The Lure of Other Paths

When it’s all been said and done
There is just one thing that matters
Did I do my best to live for truth?
Did I live my life for You?

I love being home. I love seeing my family all the time; I love seeing my kids interact with their grandparents. I love being with an amazing church family and so many friends. I love all the options in grocery stores. I love not feeling sweaty all the time. I love being able to sleep at night without fear of armed robbery.

We’ve done a lot of traveling these past few months; all over California. We’ve visited so many homes in many cities. And there are times I feel the pull of this life. Wouldn’t it be nice to live closer to family? Wouldn’t it be nice to live in a small town in the California mountains? Or downtown in a big city? To have my own house? To be able to attend a Bible study for moms?

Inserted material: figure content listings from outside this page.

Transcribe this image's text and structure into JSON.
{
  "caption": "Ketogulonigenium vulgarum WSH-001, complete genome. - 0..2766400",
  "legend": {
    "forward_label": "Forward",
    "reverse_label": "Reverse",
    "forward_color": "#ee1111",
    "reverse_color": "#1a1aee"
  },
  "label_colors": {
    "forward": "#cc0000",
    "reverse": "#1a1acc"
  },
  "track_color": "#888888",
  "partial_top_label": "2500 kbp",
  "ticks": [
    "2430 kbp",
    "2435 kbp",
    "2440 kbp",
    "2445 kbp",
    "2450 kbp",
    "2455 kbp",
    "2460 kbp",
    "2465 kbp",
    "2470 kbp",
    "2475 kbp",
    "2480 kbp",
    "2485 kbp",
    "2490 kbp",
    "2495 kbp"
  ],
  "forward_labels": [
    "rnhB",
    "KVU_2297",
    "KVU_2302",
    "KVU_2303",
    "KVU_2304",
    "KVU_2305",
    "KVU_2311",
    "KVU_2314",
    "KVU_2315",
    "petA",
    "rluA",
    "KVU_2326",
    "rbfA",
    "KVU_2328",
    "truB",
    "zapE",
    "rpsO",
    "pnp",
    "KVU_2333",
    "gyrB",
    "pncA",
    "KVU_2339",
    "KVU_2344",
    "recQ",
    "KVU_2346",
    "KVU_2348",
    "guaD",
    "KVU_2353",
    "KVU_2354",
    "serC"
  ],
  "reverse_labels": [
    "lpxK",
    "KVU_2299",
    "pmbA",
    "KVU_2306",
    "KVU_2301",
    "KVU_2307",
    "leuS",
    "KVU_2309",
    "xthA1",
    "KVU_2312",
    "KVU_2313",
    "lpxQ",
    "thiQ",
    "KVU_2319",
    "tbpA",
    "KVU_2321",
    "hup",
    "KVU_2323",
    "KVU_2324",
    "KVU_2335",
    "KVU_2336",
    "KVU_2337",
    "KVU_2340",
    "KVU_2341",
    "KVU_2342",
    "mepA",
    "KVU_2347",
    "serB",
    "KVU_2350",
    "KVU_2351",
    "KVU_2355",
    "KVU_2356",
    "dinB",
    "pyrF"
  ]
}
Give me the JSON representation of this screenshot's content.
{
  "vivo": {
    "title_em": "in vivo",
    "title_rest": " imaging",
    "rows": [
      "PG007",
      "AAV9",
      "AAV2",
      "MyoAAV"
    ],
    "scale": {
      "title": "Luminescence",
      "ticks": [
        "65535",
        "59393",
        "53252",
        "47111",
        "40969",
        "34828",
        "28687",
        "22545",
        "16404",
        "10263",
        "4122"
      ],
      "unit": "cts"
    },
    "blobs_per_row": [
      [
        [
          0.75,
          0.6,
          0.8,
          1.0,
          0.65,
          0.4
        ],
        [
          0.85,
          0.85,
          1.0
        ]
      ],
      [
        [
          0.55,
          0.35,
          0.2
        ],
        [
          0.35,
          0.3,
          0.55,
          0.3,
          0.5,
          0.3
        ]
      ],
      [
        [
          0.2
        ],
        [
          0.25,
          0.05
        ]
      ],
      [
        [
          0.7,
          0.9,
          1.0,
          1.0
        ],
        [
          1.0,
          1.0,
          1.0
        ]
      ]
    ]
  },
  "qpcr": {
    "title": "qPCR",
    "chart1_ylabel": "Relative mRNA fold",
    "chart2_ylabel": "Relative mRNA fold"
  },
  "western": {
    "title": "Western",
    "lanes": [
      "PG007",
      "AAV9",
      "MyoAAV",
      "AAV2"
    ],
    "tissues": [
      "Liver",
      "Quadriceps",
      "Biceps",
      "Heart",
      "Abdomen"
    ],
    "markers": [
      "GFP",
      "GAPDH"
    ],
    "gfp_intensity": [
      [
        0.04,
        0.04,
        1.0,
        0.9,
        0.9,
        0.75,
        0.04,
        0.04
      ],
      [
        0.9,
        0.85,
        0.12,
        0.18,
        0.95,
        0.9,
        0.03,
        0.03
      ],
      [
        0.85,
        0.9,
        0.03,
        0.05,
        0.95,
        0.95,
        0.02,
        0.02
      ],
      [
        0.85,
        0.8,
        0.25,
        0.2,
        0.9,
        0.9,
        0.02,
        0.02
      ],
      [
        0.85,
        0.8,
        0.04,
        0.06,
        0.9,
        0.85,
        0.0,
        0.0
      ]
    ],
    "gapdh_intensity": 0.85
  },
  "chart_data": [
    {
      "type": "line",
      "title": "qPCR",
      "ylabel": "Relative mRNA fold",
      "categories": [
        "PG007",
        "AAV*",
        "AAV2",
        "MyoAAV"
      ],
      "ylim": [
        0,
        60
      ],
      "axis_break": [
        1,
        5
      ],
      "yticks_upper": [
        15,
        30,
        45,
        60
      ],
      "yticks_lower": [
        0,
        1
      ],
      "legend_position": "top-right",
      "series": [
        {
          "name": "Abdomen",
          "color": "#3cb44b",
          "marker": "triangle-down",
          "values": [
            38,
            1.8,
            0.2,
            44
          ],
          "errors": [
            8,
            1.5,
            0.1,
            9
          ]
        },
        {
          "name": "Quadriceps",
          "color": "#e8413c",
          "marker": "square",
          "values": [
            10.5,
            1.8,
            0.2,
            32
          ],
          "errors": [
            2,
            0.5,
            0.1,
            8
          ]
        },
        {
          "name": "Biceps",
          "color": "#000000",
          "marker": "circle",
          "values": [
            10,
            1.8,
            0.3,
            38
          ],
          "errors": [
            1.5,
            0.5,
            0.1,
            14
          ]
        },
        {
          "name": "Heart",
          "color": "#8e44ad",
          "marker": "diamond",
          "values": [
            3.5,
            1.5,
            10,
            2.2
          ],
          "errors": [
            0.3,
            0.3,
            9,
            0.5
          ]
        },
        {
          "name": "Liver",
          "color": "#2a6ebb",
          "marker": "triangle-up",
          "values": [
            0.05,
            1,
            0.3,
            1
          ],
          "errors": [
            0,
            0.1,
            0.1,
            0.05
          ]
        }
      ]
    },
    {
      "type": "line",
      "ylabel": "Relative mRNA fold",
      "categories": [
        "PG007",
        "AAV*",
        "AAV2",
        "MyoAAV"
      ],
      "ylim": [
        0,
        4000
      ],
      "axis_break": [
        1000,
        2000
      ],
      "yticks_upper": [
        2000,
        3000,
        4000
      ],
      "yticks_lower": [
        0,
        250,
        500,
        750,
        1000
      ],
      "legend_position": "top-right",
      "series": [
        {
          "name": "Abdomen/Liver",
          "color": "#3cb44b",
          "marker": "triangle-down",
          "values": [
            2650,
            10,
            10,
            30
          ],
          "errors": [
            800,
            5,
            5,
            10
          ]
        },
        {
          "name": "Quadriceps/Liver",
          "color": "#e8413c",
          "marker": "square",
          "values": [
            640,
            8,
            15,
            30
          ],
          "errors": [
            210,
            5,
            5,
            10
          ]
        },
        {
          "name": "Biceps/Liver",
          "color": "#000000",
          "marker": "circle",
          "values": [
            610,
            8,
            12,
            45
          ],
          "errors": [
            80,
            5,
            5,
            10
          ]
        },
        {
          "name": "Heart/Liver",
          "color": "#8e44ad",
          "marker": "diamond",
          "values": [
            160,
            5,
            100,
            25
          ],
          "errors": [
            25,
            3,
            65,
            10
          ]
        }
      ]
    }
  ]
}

It does attract me. Long ago, in college, I couldn’t fathom the idea of living in the States. But now that I am married and have kids and have spent a number of years trying to figure out how to live in a third world country, I must say that this life lures me. A couple of weeks ago, as we were on a long drive through the beautiful Northern California mountains, I asked God, “Don’t you want to call us here?” But nope. No call. Not even a smidgen. I couldn’t think of a single reason why God would want us to live there. It was kind of disappointing.

So, I am packing my bags. I am dreading leaving, but I am not dreading going back. Times like this are good, because they make me evaluate and re-evaluate why we are doing what we are doing. Why we would go halfway across the world away from our families and only get to see them every couple of years. Why we would purposely choose a low salary (by American standards only) and be willing to deal with electricity problems and heat and mosquitoes and a culture that we do not understand.

So why is that?

Because it is a perfect fit for us. Because there is a need that we can perfectly fill. And that makes us called.

And thus, I remember

That this life is not all there is. Heaven is yet to come.

That joy comes through sacrifice.

That by losing my life I will save it.

Piper writes, “Missions is gain! Hundredfold gain!”

Amen.

When it’s all been said done
All my treasures will mean nothing
Only what I’ve done for love’s reward
Will stand the test of time

(When It’s All Been Said and Done by Don Moen)

MK Narcissism

It’s hard enough convincing your small child that she is not the center of the universe. It’s even harder when she is an MK.

I remember being in fourth grade, right before my parents returned to Liberia for their second term, that I walked into my Sunday School class one day and the entire bulletin board was devoted to me. AND they took up a collection that day, AND used it to by a radio for me. Talk about being the center of attention. At least I was old enough to know I was not the center of the universe.

And now it’s happening to my kids, except they are a lot younger. It’s missions month at our home church, and when Grace walked into her Sunday School class yesterday, the bulletin board was devoted to our family. Grace noticed: “Look, Mommy, that’s us!” As if it’s normal to have your family’s picture on your Sunday School class bulletin board. She told me afterwards that the teacher had her show the class where Tanzania is on the map. I said, “What did you say you can do in Tanzania?” She said, “I told them you can play with toys there.”

Whenever we visit someone’s house (which is often these days), our family picture is on the refrigerator. Whenever we go to a church, our family picture is in the hallway. Whenever she sees gifts, she assumes they are for her. They usually are.

Oh my. You are not the center of the universe, child. But I’m sure you don’t believe me.